第五十六話 言いくるめられる妹

 "レイディアント"にシュレーアたちの弟……つまりはカレンシアの皇子が来る。そんなことは聞いていないと困惑するシュレーアに、フレアはあっけらかんとした様子で答えた。


「そりゃ、言ってなかったからねー」


「言ってなかったって……まずいでしょう。ここは飢えた狼の巣窟ですよ!? そんな中に気弱なあの子を連れてくるなんて」


「飢えた狼の代表が言うと説得力が違うでありますな……」


「私は輝星さん専門なのでセーフ! セーフです! 公認なので!」


「うわ、開き直りやがった!」


 頭が痛くなりそうな会話をしている三人に、輝星は額に手を当てた。自分に素直になれとは言ったが、公認を出したつもりはない。断じてだ。


「そもそも護衛とか言われても困るんだけど。ストライカー乗っていいの?」


「駄目に決まってるよね? ストライカーで個人の護衛する人がどこに居るのかなー?」


「ストライカーに乗ってないときの俺の戦闘力なんて、そこらのお婆さん以下なのよね。そんな貧弱な護衛ってどうなのさ」


 ヴルド人男性は一般的に地球人女性かそれ以下の筋力しかないが、輝星の体力も地球人の平均を大きく下回っている。下手をすれば、護衛対象に守られる羽目になりかねない。


「いや、護衛云々はあくまで名目だからね? まさかそんな危ない目に合わせたりするわけないじゃん?」


「マジすか……」


 げんなりとした様子で呟く輝星。いい加減、一か月以上まともにストライカーに乗っていないのだ。そろそろ訓練を始めて、できるだけ早く調子を取り戻しておきたいところだった。


「というか、なぜあの子が……アオがここに来るのです? ちょっとよくわからないんですが」


「そりゃ慰問のためだよ。なんといってもアオは国民からも軍からもアイドルみたいに人気があるからねー、ちょっと兵の手でも握ってやれば、士気も爆上がり間違いなしさ」


「そりゃあ、あの子は可愛いですが……姉として、そういった任務に弟を向かわせるのは、ちょっと」


 反対意見を述べるシュレーアに、フレアがため息をついた。そして彼女の背後に回り、今度こそ輝星に聞こえない声量で囁く。

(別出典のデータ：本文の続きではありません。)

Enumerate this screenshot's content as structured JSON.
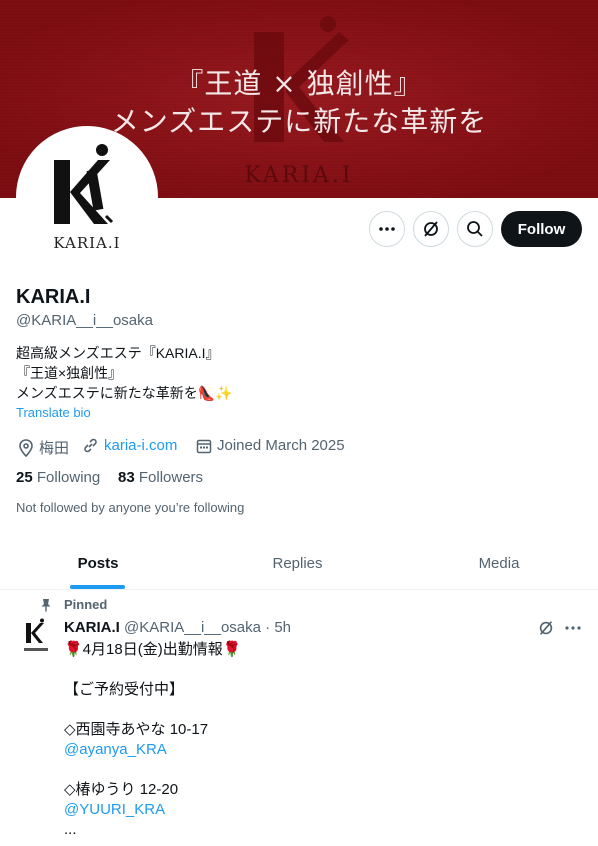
{
  "banner": {
    "line1": "『王道 × 独創性』",
    "line2": "メンズエステに新たな革新を",
    "brand": "KARIA.I"
  },
  "avatar": {
    "brand": "KARIA.I"
  },
  "actions": {
    "follow_label": "Follow"
  },
  "profile": {
    "name": "KARIA.I",
    "handle": "@KARIA__i__osaka",
    "bio_line1": "超高級メンズエステ『KARIA.I』",
    "bio_line2": "『王道×独創性』",
    "bio_line3": "メンズエステに新たな革新を👠✨",
    "translate": "Translate bio",
    "location": "梅田",
    "website": "karia-i.com",
    "joined": "Joined March 2025",
    "following_count": "25",
    "following_label": "Following",
    "followers_count": "83",
    "followers_label": "Followers",
    "not_followed": "Not followed by anyone you’re following"
  },
  "tabs": [
    "Posts",
    "Replies",
    "Media"
  ],
  "post": {
    "pinned_label": "Pinned",
    "author": "KARIA.I",
    "meta": "@KARIA__i__osaka · 5h",
    "line1": "🌹4月18日(金)出勤情報🌹",
    "line2": "【ご予約受付中】",
    "line3": "◇西園寺あやな 10-17",
    "mention1": "@ayanya_KRA",
    "line4": "◇椿ゆうり 12-20",
    "mention2": "@YUURI_KRA",
    "line5": "..."
  },
  "colors": {
    "banner": "#8a1015",
    "accent": "#1d9bf0",
    "text": "#0f1419",
    "muted": "#536471"
  }
}
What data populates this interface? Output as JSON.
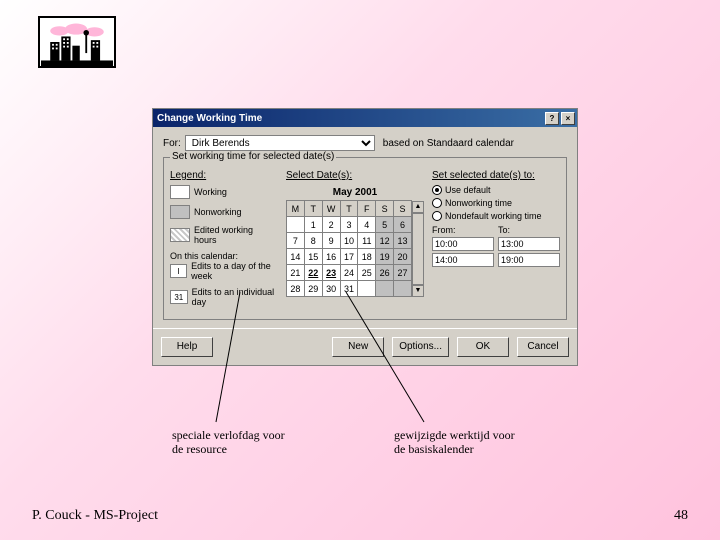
{
  "dialog": {
    "title": "Change Working Time",
    "for_label": "For:",
    "for_value": "Dirk Berends",
    "based_on": "based on Standaard calendar",
    "set_label": "Set working time for selected date(s)"
  },
  "legend": {
    "header": "Legend:",
    "working": "Working",
    "nonworking": "Nonworking",
    "edited": "Edited working hours",
    "on_this": "On this calendar:",
    "edits_day": "Edits to a day of the week",
    "edits_indiv": "Edits to an individual day",
    "day_i": "I",
    "day_31": "31"
  },
  "calendar": {
    "select_label": "Select Date(s):",
    "month": "May 2001",
    "dow": [
      "M",
      "T",
      "W",
      "T",
      "F",
      "S",
      "S"
    ],
    "rows": [
      [
        "",
        "1",
        "2",
        "3",
        "4",
        "5",
        "6"
      ],
      [
        "7",
        "8",
        "9",
        "10",
        "11",
        "12",
        "13"
      ],
      [
        "14",
        "15",
        "16",
        "17",
        "18",
        "19",
        "20"
      ],
      [
        "21",
        "22",
        "23",
        "24",
        "25",
        "26",
        "27"
      ],
      [
        "28",
        "29",
        "30",
        "31",
        "",
        "",
        ""
      ]
    ],
    "weekend_cols": [
      5,
      6
    ],
    "edited_cells": [
      [
        3,
        1
      ],
      [
        3,
        2
      ]
    ]
  },
  "settings": {
    "header": "Set selected date(s) to:",
    "use_default": "Use default",
    "nonworking": "Nonworking time",
    "nondefault": "Nondefault working time",
    "from_label": "From:",
    "to_label": "To:",
    "from1": "10:00",
    "to1": "13:00",
    "from2": "14:00",
    "to2": "19:00"
  },
  "buttons": {
    "help": "Help",
    "new": "New",
    "options": "Options...",
    "ok": "OK",
    "cancel": "Cancel"
  },
  "annotations": {
    "left_l1": "speciale verlofdag voor",
    "left_l2": "de resource",
    "right_l1": "gewijzigde werktijd voor",
    "right_l2": "de basiskalender"
  },
  "footer": {
    "left": "P. Couck - MS-Project",
    "right": "48"
  }
}
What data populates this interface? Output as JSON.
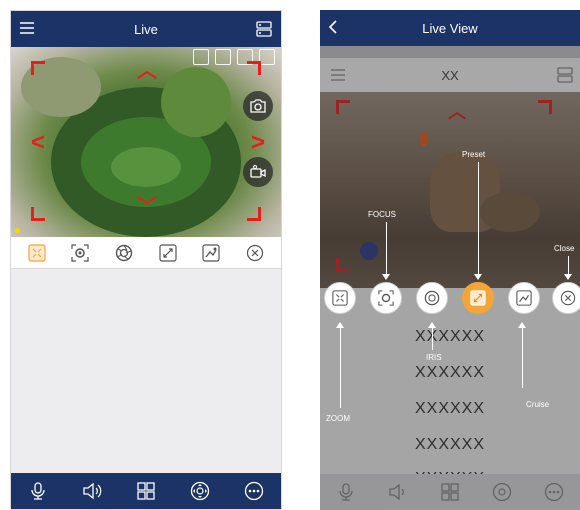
{
  "left_screen": {
    "title": "Live",
    "ptz_arrows": {
      "up": "︿",
      "down": "﹀",
      "left": "<",
      "right": ">"
    },
    "video_icons": [
      "grid-icon",
      "list-icon",
      "window-icon",
      "fullscreen-icon"
    ],
    "overlay_buttons": [
      "snapshot-icon",
      "record-icon"
    ],
    "control_bar": [
      "zoom-icon",
      "focus-icon",
      "iris-icon",
      "preset-icon",
      "cruise-icon",
      "close-icon"
    ],
    "tab_bar": [
      "talk-icon",
      "audio-icon",
      "multi-view-icon",
      "ptz-icon",
      "more-icon"
    ]
  },
  "right_screen": {
    "title": "Live View",
    "inner_title": "XX",
    "list_items": [
      "XXXXXX",
      "XXXXXX",
      "XXXXXX",
      "XXXXXX",
      "XXXXXX"
    ],
    "annotations": {
      "zoom": "ZOOM",
      "focus": "FOCUS",
      "iris": "IRIS",
      "preset": "Preset",
      "cruise": "Cruise",
      "close": "Close"
    }
  },
  "colors": {
    "nav": "#1b3366",
    "ptz_red": "#e51f1f",
    "preset_orange": "#f3a537"
  }
}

「この機会に家族ぐるみで仲良くなってさ、外堀を埋めるわけ」


「な、なんと……姉上、策士ですね」


「まーね。シュレーアちゃんもさ、この戦争が終わったら『ハイ、さよなら』なんて関係で終わるつもりはないんでしょー? 輝星くんとは」


「それはもちろん」


「でしょー? だったらお姉ちゃんに任せておきなさい」


 こそこそ話を続ける二人に、ソラナが厳しい目を向ける。そして輝星にそっと耳打ちした。


「どうやらよからぬことを企んでいる様子。十分気を付けておいた方がいいでありますよ」


「ま、まあフレアさ……フレアはどうか知らないけど、殿下は悪いひとじゃないから……」


「性根は善良でも、シュレーア殿下は自分の欲望に弱いところがあるので」


「それは確かに……」


 唸る輝星に、ソラナは神妙な表情で頷いた。シュレーアの直属の部下となって長い彼女は、シュレーアの性格に関しては熟知していた。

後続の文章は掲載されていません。